Rate this Page

NXP eIQ Neutron Quantization#

The eIQ Neutron NPU requires the operators delegated to be quantized. To quantize the PyTorch model for the Neutron backend, use the NeutronQuantizer from backends/nxp/quantizer/neutron_quantizer.py. The NeutronQuantizer is configured to quantize the model with quantization scheme supported by the eIQ Neutron NPU.

Supported Quantization Schemes#

The Neutron delegate supports the following quantization schemes:

  • Static quantization with 8-bit symmetric weights and 8-bit asymmetric activations (via the PT2E quantization flow), per-tensor granularity.

    • Following operators are supported at this moment:

      • aten.abs.default

      • aten.adaptive_avg_pool2d.default

      • aten.addmm.default

      • aten.add.Tensor

      • aten.avg_pool2d.default

      • aten.cat.default

      • aten.conv1d.default

      • aten.conv2d.default

      • aten.dropout.default

      • aten.flatten.using_ints

      • aten.hardtanh.default

      • aten.hardtanh_.default

      • aten.linear.default

      • aten.max_pool2d.default

      • aten.mean.dim

      • aten.mul.Tensor

      • aten.pad.default

      • aten.permute.default

      • aten.relu.default and aten.relu_.default

      • aten.reshape.default

      • aten.view.default

      • aten.softmax.int

      • aten.tanh.default, aten.tanh_.default

      • aten.sigmoid.default

      • aten.slice_copy.Tensor

Static 8-bit Quantization Using the PT2E Flow#

To perform 8-bit quantization with the PT2E flow, perform the following steps prior to exporting the model to edge:

  1. Create an instance of the NeutronQuantizer class.

  2. Use torch.export.export to export the model to ATen Dialect.

  3. Call prepare_pt2e with the instance of the NeutronQuantizer to annotate the model with observers for quantization.

  4. As static quantization is required, run the prepared model with representative samples to calibrate the quantized tensor activation ranges.

  5. Call convert_pt2e to quantize the model.

  6. Export and lower the model using the standard flow.

The output of convert_pt2e is a PyTorch model which can be exported and lowered using the normal flow.
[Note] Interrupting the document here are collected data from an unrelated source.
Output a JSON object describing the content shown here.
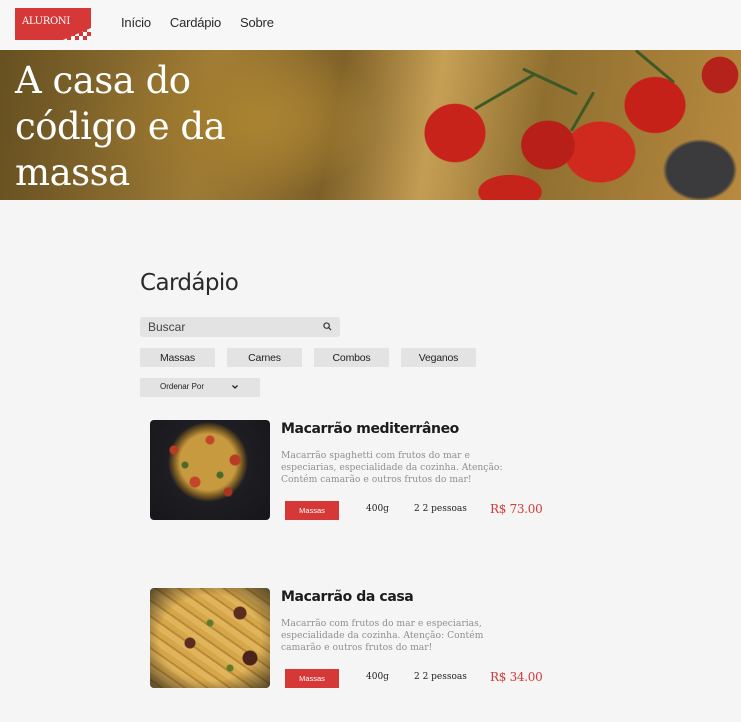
{
  "brand": {
    "logo_text": "ALURONI",
    "accent_color": "#d63838"
  },
  "nav": {
    "items": [
      "Início",
      "Cardápio",
      "Sobre"
    ]
  },
  "hero": {
    "title": "A casa do código e da massa"
  },
  "menu": {
    "title": "Cardápio",
    "search_placeholder": "Buscar",
    "search_icon": "search-icon",
    "filters": [
      "Massas",
      "Carnes",
      "Combos",
      "Veganos"
    ],
    "sort_label": "Ordenar Por",
    "sort_icon": "chevron-down-icon"
  },
  "dishes": [
    {
      "name": "Macarrão mediterrâneo",
      "description": "Macarrão spaghetti com frutos do mar e especiarias, especialidade da cozinha. Atenção: Contém camarão e outros frutos do mar!",
      "category": "Massas",
      "weight": "400g",
      "serves": "2 2 pessoas",
      "price": "R$ 73.00"
    },
    {
      "name": "Macarrão da casa",
      "description": "Macarrão com frutos do mar e especiarias, especialidade da cozinha. Atenção: Contém camarão e outros frutos do mar!",
      "category": "Massas",
      "weight": "400g",
      "serves": "2 2 pessoas",
      "price": "R$ 34.00"
    }
  ]
}
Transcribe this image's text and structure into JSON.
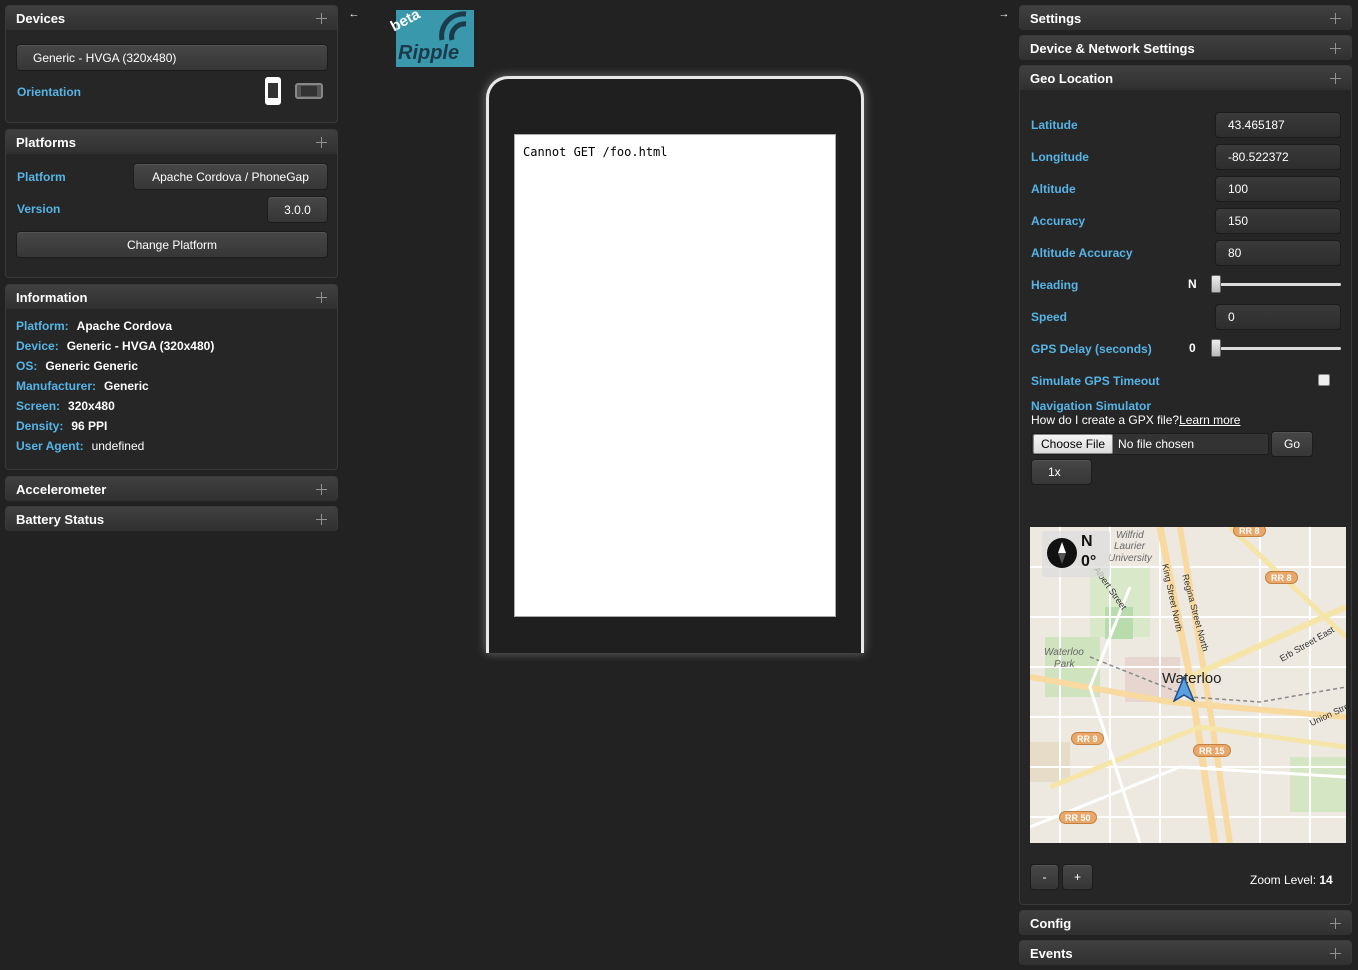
{
  "devices": {
    "title": "Devices",
    "device_select": "Generic - HVGA (320x480)",
    "orientation_label": "Orientation"
  },
  "platforms": {
    "title": "Platforms",
    "platform_label": "Platform",
    "platform_value": "Apache Cordova / PhoneGap",
    "version_label": "Version",
    "version_value": "3.0.0",
    "change_button": "Change Platform"
  },
  "information": {
    "title": "Information",
    "rows": [
      {
        "key": "Platform:",
        "value": "Apache Cordova"
      },
      {
        "key": "Device:",
        "value": "Generic - HVGA (320x480)"
      },
      {
        "key": "OS:",
        "value": "Generic Generic"
      },
      {
        "key": "Manufacturer:",
        "value": "Generic"
      },
      {
        "key": "Screen:",
        "value": "320x480"
      },
      {
        "key": "Density:",
        "value": "96 PPI"
      },
      {
        "key": "User Agent:",
        "value": "undefined"
      }
    ]
  },
  "accelerometer": {
    "title": "Accelerometer"
  },
  "battery": {
    "title": "Battery Status"
  },
  "logo": {
    "beta": "beta",
    "name": "Ripple"
  },
  "screen": {
    "content": "Cannot GET /foo.html"
  },
  "settings": {
    "title": "Settings"
  },
  "network": {
    "title": "Device & Network Settings"
  },
  "geo": {
    "title": "Geo Location",
    "latitude_label": "Latitude",
    "latitude": "43.465187",
    "longitude_label": "Longitude",
    "longitude": "-80.522372",
    "altitude_label": "Altitude",
    "altitude": "100",
    "accuracy_label": "Accuracy",
    "accuracy": "150",
    "altitude_accuracy_label": "Altitude Accuracy",
    "altitude_accuracy": "80",
    "heading_label": "Heading",
    "heading_value": "N",
    "speed_label": "Speed",
    "speed": "0",
    "gps_delay_label": "GPS Delay (seconds)",
    "gps_delay_value": "0",
    "timeout_label": "Simulate GPS Timeout",
    "nav_label": "Navigation Simulator",
    "gpx_question": "How do I create a GPX file?",
    "learn_more": "Learn more",
    "choose_file": "Choose File",
    "no_file": "No file chosen",
    "go": "Go",
    "speed_multiplier": "1x",
    "zoom_out": "-",
    "zoom_in": "+",
    "zoom_label": "Zoom Level:",
    "zoom_value": "14"
  },
  "map": {
    "compass_n": "N",
    "compass_deg": "0°",
    "city": "Waterloo",
    "places": [
      "Wilfrid",
      "Laurier",
      "University",
      "Waterloo",
      "Park"
    ],
    "streets": [
      "Albert Street",
      "King Street North",
      "Regina Street North",
      "Erb Street East",
      "Union Stre"
    ],
    "badges": [
      "RR 8",
      "RR 8",
      "RR 9",
      "RR 15",
      "RR 50"
    ]
  },
  "config": {
    "title": "Config"
  },
  "events": {
    "title": "Events"
  }
}
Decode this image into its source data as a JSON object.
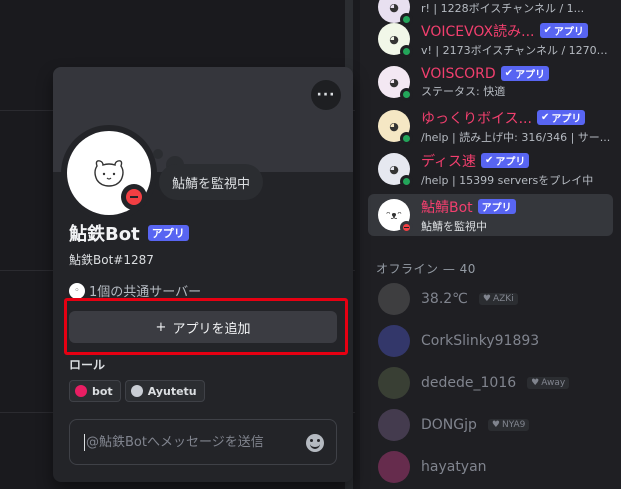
{
  "members": {
    "online": [
      {
        "name": "",
        "badge": "",
        "status": "r! | 1228ボイスチャンネル / 1..."
      },
      {
        "name": "VOICEVOX読み...",
        "badge": "アプリ",
        "status": "v! | 2173ボイスチャンネル / 12700..."
      },
      {
        "name": "VOISCORD",
        "badge": "アプリ",
        "status": "ステータス: 快適"
      },
      {
        "name": "ゆっくりボイス...",
        "badge": "アプリ",
        "status": "/help | 読み上げ中: 316/346 | サー..."
      },
      {
        "name": "ディス速",
        "badge": "アプリ",
        "status": "/help | 15399 serversをプレイ中"
      },
      {
        "name": "鮎鯖Bot",
        "badge": "アプリ",
        "status": "鮎鯖を監視中"
      }
    ],
    "offline_header": "オフライン — 40",
    "offline": [
      {
        "name": "38.2℃",
        "tag": "AZKi"
      },
      {
        "name": "CorkSlinky91893",
        "tag": ""
      },
      {
        "name": "dedede_1016",
        "tag": "Away"
      },
      {
        "name": "DONGjp",
        "tag": "NYA9"
      },
      {
        "name": "hayatyan",
        "tag": ""
      }
    ]
  },
  "profile": {
    "custom_status": "鮎鯖を監視中",
    "display_name": "鮎鉄Bot",
    "badge": "アプリ",
    "username": "鮎鉄Bot#1287",
    "mutual_servers": "1個の共通サーバー",
    "add_app_label": "アプリを追加",
    "add_app_icon": "+",
    "more_label": "···",
    "roles_title": "ロール",
    "roles": [
      {
        "name": "bot",
        "color": "#e91e63"
      },
      {
        "name": "Ayutetu",
        "color": "#c9cdd4"
      }
    ],
    "message_placeholder": "@鮎鉄Botへメッセージを送信"
  },
  "colors": {
    "highlight": "#e60012",
    "app_badge": "#5865f2",
    "dnd": "#f23f43",
    "online": "#23a55a"
  }
}
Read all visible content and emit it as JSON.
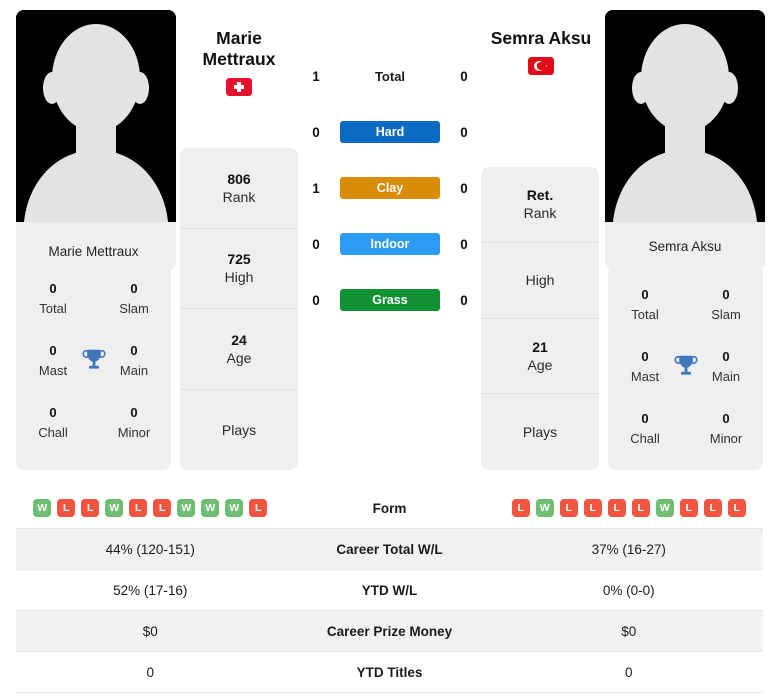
{
  "players": {
    "left": {
      "name": "Marie Mettraux",
      "display_name_line1": "Marie",
      "display_name_line2": "Mettraux",
      "country": "Switzerland",
      "flag_icon": "flag-switzerland-icon",
      "avatar_icon": "player-avatar-placeholder-icon",
      "rank": "806",
      "rank_label": "Rank",
      "high": "725",
      "high_label": "High",
      "age": "24",
      "age_label": "Age",
      "plays": "",
      "plays_label": "Plays",
      "titles": {
        "total": "0",
        "total_label": "Total",
        "slam": "0",
        "slam_label": "Slam",
        "mast": "0",
        "mast_label": "Mast",
        "main": "0",
        "main_label": "Main",
        "chall": "0",
        "chall_label": "Chall",
        "minor": "0",
        "minor_label": "Minor"
      },
      "form": [
        "W",
        "L",
        "L",
        "W",
        "L",
        "L",
        "W",
        "W",
        "W",
        "L"
      ],
      "career_total_wl": "44% (120-151)",
      "ytd_wl": "52% (17-16)",
      "career_prize_money": "$0",
      "ytd_titles": "0"
    },
    "right": {
      "name": "Semra Aksu",
      "display_name_line1": "Semra Aksu",
      "display_name_line2": "",
      "country": "Turkey",
      "flag_icon": "flag-turkey-icon",
      "avatar_icon": "player-avatar-placeholder-icon",
      "rank": "Ret.",
      "rank_label": "Rank",
      "high": "",
      "high_label": "High",
      "age": "21",
      "age_label": "Age",
      "plays": "",
      "plays_label": "Plays",
      "titles": {
        "total": "0",
        "total_label": "Total",
        "slam": "0",
        "slam_label": "Slam",
        "mast": "0",
        "mast_label": "Mast",
        "main": "0",
        "main_label": "Main",
        "chall": "0",
        "chall_label": "Chall",
        "minor": "0",
        "minor_label": "Minor"
      },
      "form": [
        "L",
        "W",
        "L",
        "L",
        "L",
        "L",
        "W",
        "L",
        "L",
        "L"
      ],
      "career_total_wl": "37% (16-27)",
      "ytd_wl": "0% (0-0)",
      "career_prize_money": "$0",
      "ytd_titles": "0"
    }
  },
  "head_to_head": {
    "rows": [
      {
        "left": "1",
        "label": "Total",
        "right": "0",
        "style": "plain",
        "color": ""
      },
      {
        "left": "0",
        "label": "Hard",
        "right": "0",
        "style": "pill",
        "color": "#0b6bc3"
      },
      {
        "left": "1",
        "label": "Clay",
        "right": "0",
        "style": "pill",
        "color": "#d98c05"
      },
      {
        "left": "0",
        "label": "Indoor",
        "right": "0",
        "style": "pill",
        "color": "#2b9bf5"
      },
      {
        "left": "0",
        "label": "Grass",
        "right": "0",
        "style": "pill",
        "color": "#139234"
      }
    ]
  },
  "stats_table": {
    "rows": [
      {
        "label": "Form",
        "left": "",
        "right": "",
        "type": "form"
      },
      {
        "label": "Career Total W/L",
        "left": "44% (120-151)",
        "right": "37% (16-27)",
        "type": "text"
      },
      {
        "label": "YTD W/L",
        "left": "52% (17-16)",
        "right": "0% (0-0)",
        "type": "text"
      },
      {
        "label": "Career Prize Money",
        "left": "$0",
        "right": "$0",
        "type": "text"
      },
      {
        "label": "YTD Titles",
        "left": "0",
        "right": "0",
        "type": "text"
      }
    ]
  },
  "colors": {
    "hard": "#0b6bc3",
    "clay": "#d98c05",
    "indoor": "#2b9bf5",
    "grass": "#139234",
    "win_badge": "#6fbf73",
    "loss_badge": "#f1543f",
    "trophy": "#3f76bd",
    "card_bg": "#efefef",
    "row_alt_bg": "#f2f2f2"
  },
  "icons": {
    "trophy": "trophy-icon",
    "avatar": "person-silhouette-icon"
  }
}
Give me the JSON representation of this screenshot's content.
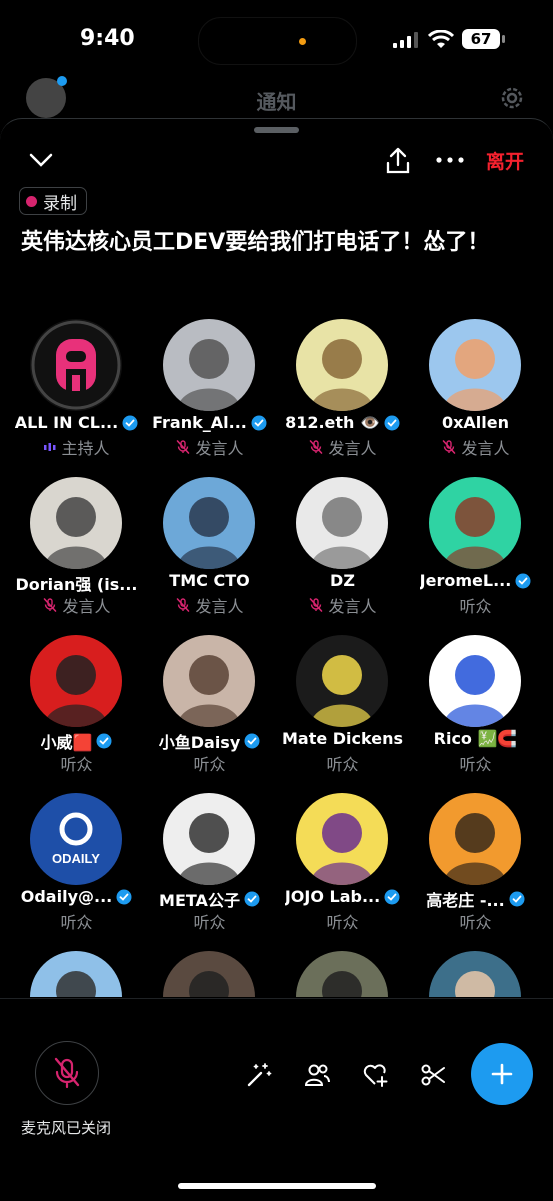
{
  "status_bar": {
    "time": "9:40",
    "battery": "67"
  },
  "background_header": {
    "title": "通知"
  },
  "space": {
    "leave_label": "离开",
    "recording_label": "录制",
    "title": "英伟达核心员工DEV要给我们打电话了！怂了！"
  },
  "participants": [
    {
      "name": "ALL IN CL...",
      "role": "主持人",
      "verified": true,
      "role_icon": "host-bars-icon",
      "avatar_bg": "#111",
      "avatar_fg": "#e8317a",
      "avatar_text": "A"
    },
    {
      "name": "Frank_Al...",
      "role": "发言人",
      "verified": true,
      "role_icon": "muted-mic-icon",
      "avatar_bg": "#b9bcc2",
      "avatar_fg": "#555",
      "avatar_text": ""
    },
    {
      "name": "812.eth 👁️",
      "role": "发言人",
      "verified": true,
      "role_icon": "muted-mic-icon",
      "avatar_bg": "#e8e3a6",
      "avatar_fg": "#8a6a3a",
      "avatar_text": ""
    },
    {
      "name": "0xAllen",
      "role": "发言人",
      "verified": false,
      "role_icon": "muted-mic-icon",
      "avatar_bg": "#9cc7ee",
      "avatar_fg": "#f0a06a",
      "avatar_text": ""
    },
    {
      "name": "Dorian强 (is...",
      "role": "发言人",
      "verified": false,
      "role_icon": "muted-mic-icon",
      "avatar_bg": "#d9d6cf",
      "avatar_fg": "#444",
      "avatar_text": ""
    },
    {
      "name": "TMC CTO",
      "role": "发言人",
      "verified": false,
      "role_icon": "muted-mic-icon",
      "avatar_bg": "#6da8d8",
      "avatar_fg": "#2a3950",
      "avatar_text": ""
    },
    {
      "name": "DZ",
      "role": "发言人",
      "verified": false,
      "role_icon": "muted-mic-icon",
      "avatar_bg": "#e9e9e9",
      "avatar_fg": "#777",
      "avatar_text": ""
    },
    {
      "name": "JeromeL...",
      "role": "听众",
      "verified": true,
      "role_icon": "",
      "avatar_bg": "#2fd3a3",
      "avatar_fg": "#8b3d2a",
      "avatar_text": ""
    },
    {
      "name": "小威🟥",
      "role": "听众",
      "verified": true,
      "role_icon": "",
      "avatar_bg": "#d81e1e",
      "avatar_fg": "#222",
      "avatar_text": ""
    },
    {
      "name": "小鱼Daisy",
      "role": "听众",
      "verified": true,
      "role_icon": "",
      "avatar_bg": "#c9b5a8",
      "avatar_fg": "#5a4336",
      "avatar_text": ""
    },
    {
      "name": "Mate Dickens",
      "role": "听众",
      "verified": false,
      "role_icon": "",
      "avatar_bg": "#1b1b1b",
      "avatar_fg": "#f1d84a",
      "avatar_text": ""
    },
    {
      "name": "Rico 💹🧲",
      "role": "听众",
      "verified": false,
      "role_icon": "",
      "avatar_bg": "#ffffff",
      "avatar_fg": "#2151d8",
      "avatar_text": ""
    },
    {
      "name": "Odaily@...",
      "role": "听众",
      "verified": true,
      "role_icon": "",
      "avatar_bg": "#1e4fa8",
      "avatar_fg": "#ffffff",
      "avatar_text": "ODAILY"
    },
    {
      "name": "META公子",
      "role": "听众",
      "verified": true,
      "role_icon": "",
      "avatar_bg": "#eeeeee",
      "avatar_fg": "#333",
      "avatar_text": ""
    },
    {
      "name": "JOJO Lab...",
      "role": "听众",
      "verified": true,
      "role_icon": "",
      "avatar_bg": "#f4dc57",
      "avatar_fg": "#6b2f8e",
      "avatar_text": ""
    },
    {
      "name": "高老庄 -...",
      "role": "听众",
      "verified": true,
      "role_icon": "",
      "avatar_bg": "#f29a2e",
      "avatar_fg": "#3a2a1a",
      "avatar_text": ""
    },
    {
      "name": "",
      "role": "",
      "verified": false,
      "role_icon": "",
      "avatar_bg": "#8fc0e8",
      "avatar_fg": "#333",
      "avatar_text": ""
    },
    {
      "name": "",
      "role": "",
      "verified": false,
      "role_icon": "",
      "avatar_bg": "#5a4a40",
      "avatar_fg": "#222",
      "avatar_text": ""
    },
    {
      "name": "",
      "role": "",
      "verified": false,
      "role_icon": "",
      "avatar_bg": "#6b6f5a",
      "avatar_fg": "#222",
      "avatar_text": ""
    },
    {
      "name": "",
      "role": "",
      "verified": false,
      "role_icon": "",
      "avatar_bg": "#3d6f8a",
      "avatar_fg": "#e9c8a8",
      "avatar_text": ""
    }
  ],
  "bottom_bar": {
    "mic_label": "麦克风已关闭"
  },
  "colors": {
    "accent": "#1d9bf0",
    "leave": "#f4212e",
    "recording": "#d6246e",
    "muted_mic": "#d6246e",
    "host_bars": "#7856ff"
  }
}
As it is a regular PyTorch model, it can also be used to evaluate the accuracy of the quantized model using standard PyTorch techniques.

To quantize the model, you can use the PT2E workflow:

import torch
import torchvision.models as models
from torchvision.models.mobilenetv2 import MobileNet_V2_Weights
from executorch.backends.nxp.quantizer.neutron_quantizer import NeutronQuantizer
from executorch.backends.nxp.backend.neutron_target_spec import NeutronTargetSpec
from executorch.backends.nxp.neutron_partitioner import NeutronPartitioner
from executorch.backends.nxp.nxp_backend import generate_neutron_compile_spec
from executorch.exir import to_edge_transform_and_lower
from torchao.quantization.pt2e.quantize_pt2e import convert_pt2e, prepare_pt2e

model = models.mobilenetv2.mobilenet_v2(weights=MobileNet_V2_Weights.DEFAULT).eval()
sample_inputs = (torch.randn(1, 3, 224, 224), )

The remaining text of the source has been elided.